Ivinson Memorial Hospital’s former chief medical officer, Kenneth Barrick, is seeking $38 million in a lawsuit against the hospital and its affiliated governmental entities.
The lawsuit was filed Oct. 25 and alleges that key hospital officials allowed an under-qualified anesthetist to work in obstetrics because he was having an “intimate” relationship with a top Ivinson official.
Barrick first started working at the hospital in December 2016. After starting as an ER physician, he was quickly promoted to the ER’s medical director. While still holding that position, as well as doing physician work, he began the chief medical officer for the entire hospital, according to a notice of governmental claim that was also filed Oct. 25 with defendants.
The lawsuit claims that, after Barrick made top officials aware of substandard care and other misconduct, the hospital forced his resignation in August 2019.

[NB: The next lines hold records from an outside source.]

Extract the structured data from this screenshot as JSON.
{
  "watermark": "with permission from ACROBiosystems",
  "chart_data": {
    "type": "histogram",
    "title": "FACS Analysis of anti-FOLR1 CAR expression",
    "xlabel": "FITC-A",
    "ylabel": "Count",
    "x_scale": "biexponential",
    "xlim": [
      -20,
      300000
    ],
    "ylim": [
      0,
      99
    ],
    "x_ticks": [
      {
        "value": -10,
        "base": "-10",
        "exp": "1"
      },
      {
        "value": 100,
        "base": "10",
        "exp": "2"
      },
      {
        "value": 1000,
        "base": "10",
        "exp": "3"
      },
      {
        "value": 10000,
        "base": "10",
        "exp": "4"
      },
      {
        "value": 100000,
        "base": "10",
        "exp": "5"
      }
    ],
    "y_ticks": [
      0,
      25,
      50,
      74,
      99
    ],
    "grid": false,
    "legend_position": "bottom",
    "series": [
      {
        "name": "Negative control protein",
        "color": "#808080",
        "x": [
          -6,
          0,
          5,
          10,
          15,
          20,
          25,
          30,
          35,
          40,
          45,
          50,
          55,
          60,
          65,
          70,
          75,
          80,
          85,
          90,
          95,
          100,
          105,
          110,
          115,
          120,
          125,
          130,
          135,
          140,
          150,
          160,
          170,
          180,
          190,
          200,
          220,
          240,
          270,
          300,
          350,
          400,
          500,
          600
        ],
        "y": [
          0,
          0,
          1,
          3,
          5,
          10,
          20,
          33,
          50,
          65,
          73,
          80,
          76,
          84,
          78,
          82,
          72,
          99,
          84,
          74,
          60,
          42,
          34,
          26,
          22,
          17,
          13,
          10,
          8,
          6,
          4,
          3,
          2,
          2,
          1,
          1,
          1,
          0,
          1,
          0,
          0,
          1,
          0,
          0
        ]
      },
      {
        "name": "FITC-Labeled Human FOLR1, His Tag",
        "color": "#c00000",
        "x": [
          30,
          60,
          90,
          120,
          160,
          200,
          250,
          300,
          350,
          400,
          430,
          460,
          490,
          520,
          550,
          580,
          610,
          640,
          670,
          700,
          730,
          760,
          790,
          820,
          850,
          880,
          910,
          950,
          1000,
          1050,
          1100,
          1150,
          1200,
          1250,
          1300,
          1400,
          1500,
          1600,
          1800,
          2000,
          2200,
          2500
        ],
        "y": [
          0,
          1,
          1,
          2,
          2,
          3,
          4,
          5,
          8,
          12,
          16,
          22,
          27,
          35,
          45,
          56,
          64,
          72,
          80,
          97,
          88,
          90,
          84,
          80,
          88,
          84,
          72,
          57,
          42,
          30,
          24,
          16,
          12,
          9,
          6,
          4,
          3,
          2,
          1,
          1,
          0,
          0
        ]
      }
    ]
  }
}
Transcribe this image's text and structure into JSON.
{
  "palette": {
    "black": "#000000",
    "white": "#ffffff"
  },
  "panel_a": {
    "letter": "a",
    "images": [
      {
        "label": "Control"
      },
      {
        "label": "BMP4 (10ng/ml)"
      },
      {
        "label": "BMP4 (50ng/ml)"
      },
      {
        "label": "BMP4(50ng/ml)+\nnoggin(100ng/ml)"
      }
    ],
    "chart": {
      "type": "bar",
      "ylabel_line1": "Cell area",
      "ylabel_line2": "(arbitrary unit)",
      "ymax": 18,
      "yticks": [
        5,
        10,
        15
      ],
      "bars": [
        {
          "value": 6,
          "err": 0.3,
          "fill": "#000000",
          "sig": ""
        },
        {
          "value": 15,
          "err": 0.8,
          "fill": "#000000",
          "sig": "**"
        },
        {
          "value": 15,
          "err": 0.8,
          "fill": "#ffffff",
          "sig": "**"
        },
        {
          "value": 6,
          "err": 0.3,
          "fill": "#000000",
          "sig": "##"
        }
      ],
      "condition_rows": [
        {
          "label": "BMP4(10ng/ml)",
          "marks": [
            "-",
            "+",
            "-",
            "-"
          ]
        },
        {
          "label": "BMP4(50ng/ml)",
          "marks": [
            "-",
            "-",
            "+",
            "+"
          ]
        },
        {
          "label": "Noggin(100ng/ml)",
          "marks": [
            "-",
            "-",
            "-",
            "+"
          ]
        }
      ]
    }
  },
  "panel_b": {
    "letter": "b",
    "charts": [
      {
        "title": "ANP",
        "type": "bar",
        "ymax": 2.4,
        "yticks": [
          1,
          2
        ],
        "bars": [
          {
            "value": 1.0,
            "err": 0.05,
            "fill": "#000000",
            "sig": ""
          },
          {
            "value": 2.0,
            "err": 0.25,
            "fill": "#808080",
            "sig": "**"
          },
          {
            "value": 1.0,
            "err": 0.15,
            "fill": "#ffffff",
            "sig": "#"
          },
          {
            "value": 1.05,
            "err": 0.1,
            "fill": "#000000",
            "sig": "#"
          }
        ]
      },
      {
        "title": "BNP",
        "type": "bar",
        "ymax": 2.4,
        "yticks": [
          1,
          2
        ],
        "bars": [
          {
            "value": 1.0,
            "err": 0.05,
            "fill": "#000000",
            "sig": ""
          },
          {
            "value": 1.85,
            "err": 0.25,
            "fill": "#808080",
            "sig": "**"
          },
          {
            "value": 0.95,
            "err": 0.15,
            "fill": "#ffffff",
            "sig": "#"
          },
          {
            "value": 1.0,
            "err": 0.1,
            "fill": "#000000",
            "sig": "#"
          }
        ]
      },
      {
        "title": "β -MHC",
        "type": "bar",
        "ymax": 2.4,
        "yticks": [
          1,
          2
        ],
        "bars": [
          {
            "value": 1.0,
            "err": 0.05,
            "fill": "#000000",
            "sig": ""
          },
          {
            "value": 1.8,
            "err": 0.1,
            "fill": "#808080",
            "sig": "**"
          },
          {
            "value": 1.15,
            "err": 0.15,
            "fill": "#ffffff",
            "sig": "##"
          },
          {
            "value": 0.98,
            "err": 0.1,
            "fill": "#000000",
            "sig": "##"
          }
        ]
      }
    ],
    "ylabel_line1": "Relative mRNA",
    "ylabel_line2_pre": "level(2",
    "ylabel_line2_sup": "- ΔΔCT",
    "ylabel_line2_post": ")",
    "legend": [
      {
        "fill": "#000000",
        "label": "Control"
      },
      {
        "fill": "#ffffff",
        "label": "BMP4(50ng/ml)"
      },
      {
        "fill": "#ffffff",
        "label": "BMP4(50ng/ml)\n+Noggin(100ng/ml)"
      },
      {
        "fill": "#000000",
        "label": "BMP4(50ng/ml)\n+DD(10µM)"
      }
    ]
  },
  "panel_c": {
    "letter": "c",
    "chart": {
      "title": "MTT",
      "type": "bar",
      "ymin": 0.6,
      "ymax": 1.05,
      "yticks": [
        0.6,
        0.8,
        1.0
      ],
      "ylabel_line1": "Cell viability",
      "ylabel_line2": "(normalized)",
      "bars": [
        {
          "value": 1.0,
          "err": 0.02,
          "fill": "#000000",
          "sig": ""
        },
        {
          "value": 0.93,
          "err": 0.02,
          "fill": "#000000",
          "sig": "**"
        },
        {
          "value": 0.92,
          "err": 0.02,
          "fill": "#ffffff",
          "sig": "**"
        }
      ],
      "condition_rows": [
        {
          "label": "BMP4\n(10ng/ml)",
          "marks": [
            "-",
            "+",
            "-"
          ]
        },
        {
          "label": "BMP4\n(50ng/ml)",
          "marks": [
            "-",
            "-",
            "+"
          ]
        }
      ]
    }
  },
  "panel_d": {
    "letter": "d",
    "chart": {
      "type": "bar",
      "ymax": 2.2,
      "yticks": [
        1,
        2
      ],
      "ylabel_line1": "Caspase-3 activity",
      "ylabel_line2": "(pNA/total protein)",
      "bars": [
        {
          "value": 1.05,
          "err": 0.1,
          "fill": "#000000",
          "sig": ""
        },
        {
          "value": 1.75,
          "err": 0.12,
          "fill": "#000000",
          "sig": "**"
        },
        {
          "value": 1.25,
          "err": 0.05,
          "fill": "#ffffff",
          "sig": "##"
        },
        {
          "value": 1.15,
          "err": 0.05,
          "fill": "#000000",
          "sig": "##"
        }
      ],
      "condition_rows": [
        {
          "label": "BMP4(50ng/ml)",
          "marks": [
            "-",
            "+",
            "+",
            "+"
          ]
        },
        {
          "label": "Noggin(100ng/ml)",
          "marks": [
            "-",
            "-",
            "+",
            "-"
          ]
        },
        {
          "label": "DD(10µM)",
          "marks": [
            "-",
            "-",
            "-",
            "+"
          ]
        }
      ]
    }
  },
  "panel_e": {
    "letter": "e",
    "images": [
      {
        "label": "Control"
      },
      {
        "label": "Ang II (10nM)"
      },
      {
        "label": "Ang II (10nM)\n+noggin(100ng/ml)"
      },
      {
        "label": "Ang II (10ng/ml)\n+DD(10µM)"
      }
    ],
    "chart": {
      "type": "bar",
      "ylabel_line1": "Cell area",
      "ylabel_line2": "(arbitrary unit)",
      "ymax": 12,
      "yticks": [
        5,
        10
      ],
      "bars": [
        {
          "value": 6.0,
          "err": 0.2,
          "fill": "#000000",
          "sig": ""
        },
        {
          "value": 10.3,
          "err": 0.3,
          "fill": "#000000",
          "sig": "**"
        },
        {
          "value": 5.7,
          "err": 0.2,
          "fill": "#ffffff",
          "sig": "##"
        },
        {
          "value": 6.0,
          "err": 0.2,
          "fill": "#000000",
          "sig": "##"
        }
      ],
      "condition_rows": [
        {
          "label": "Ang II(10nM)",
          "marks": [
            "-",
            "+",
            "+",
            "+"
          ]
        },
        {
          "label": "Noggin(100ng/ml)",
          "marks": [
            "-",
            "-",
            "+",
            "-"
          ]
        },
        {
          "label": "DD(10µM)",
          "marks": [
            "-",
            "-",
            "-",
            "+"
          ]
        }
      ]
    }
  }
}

The lawsuit claims that at some point during his tenure, Barrick found out that the hospital had hired a new, under-qualified nurse anesthetist to help cover anesthesia services for obstetrical and obstetrical surgical cases.
Barrick’s allegations say that newly hired anesthetist was responsible for a “breach of standard of care” that caused harmed to a obstetrical patient and possibly her child.
Barrick “further learned that the new-hire (anesthetist) did not have the mandatory two years of supervised (certified registered nurse anesthetist) practice in OB care, but instead was a new graduate with no supervised CRNA practice experience at all.”
Barrick claims certain hospital officials had “without authority, permission or justification, physically altered the hospital rules regulations and/or job requirements so as to eliminate the two years or supervised CRNA practice experience in OB care and artificially make the particular newly-minted, inexperienced CRNA appear to be eligible to be hired as an unsupervised nurse anesthetist providing anesthesia services to obstetrical and obstetrical-surgical patients at the hospital,” the lawsuit claims.
Barrick “further learned that the alteration of the official job requirements had been done secretly, informally, under the table and without approval by the person whose job it was to set, modify and enforce job qualification requirements.”
The lawsuit claims the rules were solely changed to give the anesthetist a job because he was having “an intimate personal relationship” with one of the defendants in the case.
The lawsuit doesn’t state which specific defendant was in a relationship with the anesthetist.
There are four individuals named as defendants in the case: CEO Doug Faus, Director of Human Relations Shawn Evans, former Director of Human Relations Holly Zeits and Chief Nursing Officer Nicole Rooney.
According to the lawsuit, Barrick conferred about the incident with “senior obstetricians and senior anesthesiologists,” all of whom allegedly “recognized that the care provided by the CRNA to the patient was arguably or allegedly not in keeping with the standard of care and may in fact have caused harm to the patient.”
Other CRNA staff also said they didn’t believe the nurse anesthetist was “well qualified, and certainly not appropriate to provide obstetrical anesthesia services to obstetrical and obstetrical surgical patients without active supervision by an experienced CRNA or anesthesiologist.”
Barrick then raised the issue with Faus and Evans, according to the lawsuit, pointing out problems “likely to be generated by artificially and falsely altering the job qualification requirements to permit an inexperienced CRNA to provide anesthesia services for obstetrical and obstetrical surgical patients in furtherance of an intimate personal relationship between the inexperienced male CRNA and a senior hospital administrator.”
Instead of addressing the issues, the defendants instead “delivered an ultimatum to (Barrick), informing him that he would be ‘terminated,’ instructing him that his sole option was to ‘resign,’ and telling him that if he did not affix his signature to a purported ‘resignation’ that he would be officially ‘terminated’ without further process,” the suit claims.
Barrick signed a “separation” letter to avoid a “professional death sentence,” he claims.
The lawsuit alleges that hospital officials “felt the need to prevent their actions, omissions and derelictions of duty becoming known to the Trustees, Directors and other responsible senior figures within Ivinson Memorial Hospital, in order to avoid the consequences which might reasonably ensue if their actions, etc., became known to the trustees.”
The hospital is owned by the Albany County Hospital District, which still has a publicly-elected board of trustees. However, since the hospital converted to a nonprofit in 2018, the day-to-day operations of Ivinson have been overseen by an appointed board of directors.
Once Barrick was given an new job as a ER physician, hospital officials “promptly made arrangements to ensure that claimant not be assigned any shifts even in this capacity, and (defendants) actively disparaged (Barrick) personally and professionally.”